Given the various crises and scandals besetting Keir Starmer, it is easy to forget that less than two years ago he led his party to one of its largest ever parliamentary majorities. It’s therefore extraordinary that Labour is already showing signs of retreating to its comfort zone. The Government is reportedly planning additional layers of bureaucracy for the public sector in the form of a “socio-economic duty” — in other words, a requirement to improve the representation of people from different class backgrounds. Such schemes always sound innocuous, even beneficial, but they are a huge drain of time, money and resources away from the core purposes of organisations, and have a clear tendency to undermine meritocratic recruitment and promotion.
It’s not hard to see why the Cabinet might want to offer some crowd-pleasing proposals for true believers in egalitarianism. Labour’s 33.7% vote share in the general election was far from impressive, and the party had lost half of that support by the end of 2025. Starmer is threatened on the Left by the rise of the Greens, and his own backbenchers have already forced a Government climbdown on welfare reform.
But given the scale of the challenges facing the country, both material and existential — poor growth, huge energy costs, stagnant productivity, deteriorating public services, mass immigration and faltering national cohesion — the introduction of yet more social engineering schemes looks a lot like Nero fiddling while Rome burns.
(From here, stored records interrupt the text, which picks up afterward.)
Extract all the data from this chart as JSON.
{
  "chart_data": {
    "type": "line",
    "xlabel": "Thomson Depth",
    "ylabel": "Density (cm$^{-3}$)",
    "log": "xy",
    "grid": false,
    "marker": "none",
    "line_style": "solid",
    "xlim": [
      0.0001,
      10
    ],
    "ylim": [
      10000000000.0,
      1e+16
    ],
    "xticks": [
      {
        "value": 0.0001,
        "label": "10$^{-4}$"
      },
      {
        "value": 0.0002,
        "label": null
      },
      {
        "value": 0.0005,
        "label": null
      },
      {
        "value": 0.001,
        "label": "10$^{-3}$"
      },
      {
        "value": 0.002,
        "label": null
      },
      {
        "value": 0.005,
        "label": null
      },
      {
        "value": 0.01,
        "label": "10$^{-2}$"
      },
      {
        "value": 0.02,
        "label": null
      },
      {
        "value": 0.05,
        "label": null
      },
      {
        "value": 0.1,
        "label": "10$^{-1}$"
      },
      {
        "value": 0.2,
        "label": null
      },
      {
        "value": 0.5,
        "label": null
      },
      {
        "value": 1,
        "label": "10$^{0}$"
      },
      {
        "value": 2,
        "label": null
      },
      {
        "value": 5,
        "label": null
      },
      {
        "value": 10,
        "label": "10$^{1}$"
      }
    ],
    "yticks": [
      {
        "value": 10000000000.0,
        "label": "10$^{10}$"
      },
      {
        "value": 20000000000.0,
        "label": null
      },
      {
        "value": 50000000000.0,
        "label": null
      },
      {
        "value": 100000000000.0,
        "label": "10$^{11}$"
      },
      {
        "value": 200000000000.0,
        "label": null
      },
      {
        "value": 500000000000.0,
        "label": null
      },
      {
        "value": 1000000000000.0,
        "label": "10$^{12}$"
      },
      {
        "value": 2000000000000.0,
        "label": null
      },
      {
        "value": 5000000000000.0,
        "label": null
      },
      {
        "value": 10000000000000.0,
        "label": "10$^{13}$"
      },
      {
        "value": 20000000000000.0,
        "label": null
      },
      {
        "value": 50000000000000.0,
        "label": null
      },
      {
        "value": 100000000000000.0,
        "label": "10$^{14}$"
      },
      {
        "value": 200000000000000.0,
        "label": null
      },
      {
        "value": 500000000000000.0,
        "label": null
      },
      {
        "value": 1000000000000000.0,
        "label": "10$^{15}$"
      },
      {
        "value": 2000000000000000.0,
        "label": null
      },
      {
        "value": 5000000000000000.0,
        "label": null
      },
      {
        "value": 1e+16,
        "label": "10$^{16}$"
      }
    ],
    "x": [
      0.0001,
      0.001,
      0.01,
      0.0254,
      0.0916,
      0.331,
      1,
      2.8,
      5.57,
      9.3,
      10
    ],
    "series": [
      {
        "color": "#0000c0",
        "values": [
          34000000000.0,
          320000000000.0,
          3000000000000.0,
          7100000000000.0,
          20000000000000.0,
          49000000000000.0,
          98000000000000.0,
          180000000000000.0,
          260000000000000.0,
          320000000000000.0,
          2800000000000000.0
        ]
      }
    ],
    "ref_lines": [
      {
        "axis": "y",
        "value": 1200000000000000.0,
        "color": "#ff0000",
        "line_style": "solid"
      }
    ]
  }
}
The Prime Minister is acting like an undergraduate so overwhelmed by essay deadlines that he decides to tidy his desk instead, as a displacement exercise.
It’s also possible that increased state micromanagement of the public sector backfires by further alienating the people who will have to endure it. White-collar public sector workers are a solid part of what remains of the Labour coalition, and are ideologically sympathetic to Equality Act-type legislation, but even they may have their limits if their professional lives are going to be subject to ever more box-ticking and second-guessing. Talk to teachers or NHS staff or other civil servants and the subject of incessant paperwork and repetitive training sessions will never be far away, however theoretically sympathetic they may be to the underlying worldview of those practices.
With over three years to go until a general election is required, time is already running out for Starmer. That’s because structural economic reforms take a while to work through the system and become visible to voters. Despite all the country’s problems, it is still possible that by early 2029, Britain could have healthy growth, reduced energy costs, and a sense of prosperity and hope for the average voter. But that will not happen if our rulers waste their limited time and energy trying to sustain the dying embers of the dogmatically egalitarian post-1997 settlement.